No primeiro capítulo, intitulado “A Importância do Coração”, o Papa Francisco faz uma abordagem fenomenológica do coração como símbolo de autenticidade e profundidade. Inspirado em diversos autores e tradições filosóficas, incluindo a Bíblia e filósofos como Heidegger, o Papa busca recuperar o coração como “centro unificador” do ser humano. “Tudo está unificado no coração, que pode ser a sede do amor com todos os seus componentes espirituais, emocionais e também físicos” (DN 21). O coração é apresentado como o local onde a pessoa encontra sua verdade e se abre para a experiência de amor mais plena e autêntica. Francisco argumenta que, em um mundo marcado pelo excesso de racionalidade e individualismo, há uma perda de conexão com o centro espiritual e emocional do ser humano, o que leva a uma “sociedade sem coração”.
O Papa explica que o coração não é apenas o símbolo das emoções, mas o núcleo essencial da pessoa, onde se forjam as decisões e intenções verdadeiras. A Encíclica utiliza exemplos bíblicos, como o diálogo entre Dalila e Sansão, para ilustrar como o coração reflete a verdade interna e a sinceridade das intenções. O Papa Francisco adverte contra uma sociedade obcecada por aparências e superficialidades, que oculta a essência humana, e incentiva um retorno às questões fundamentais que emergem do coração: “Quem sou eu? O que realmente desejo? Que sentido quero para minha vida?” (DN 8). Essas perguntas conduzem a uma reflexão sobre a importância de viver a partir do coração, que se torna o princípio unificador da existência humana.
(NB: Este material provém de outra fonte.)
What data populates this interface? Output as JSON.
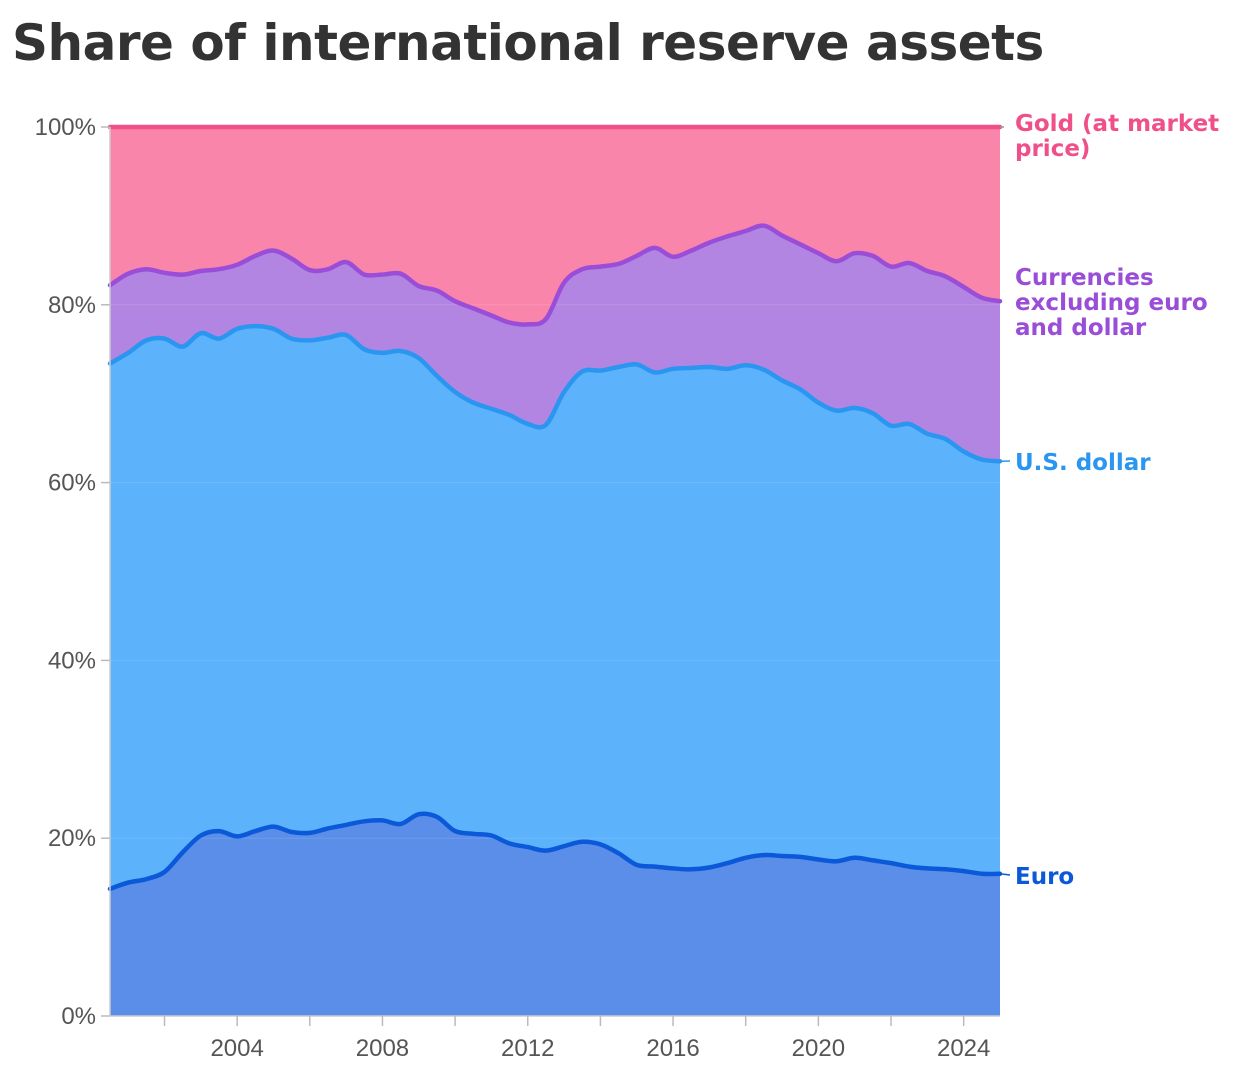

Além disso, o Papa relaciona o coração ao vínculo de comunhão entre as pessoas e o divino. Ele observa que, embora o pensamento racional tenha sua importância, apenas o coração pode unir e harmonizar os diferentes aspectos da vida humana. O coração, ao contrário da mente, não é facilmente manipulado, nem por algoritmos digitais nem por sistemas de poder, e é através dele que se experimenta a verdadeira liberdade e dignidade. Francisco defende que esse centro interior é o que possibilita a poesia, o encontro sincero com o próximo e a superação do individualismo exacerbado (DN 9-12).
No contexto de uma “sociedade líquida”, em que os laços humanos e o sentido de pertença se desmancham, o Papa faz um apelo para que cada pessoa “tenha um coração”. Segundo ele, a cura dos males contemporâneos começa na redescoberta do coração como espaço sagrado e como a verdadeira morada do amor. Em última análise, Dilexit Nos sugere que, ao entrar em comunhão com o Sagrado Coração de Jesus, o ser humano encontra não apenas sua própria identidade, mas também a capacidade de amar plenamente e se abrir para a misericórdia divina.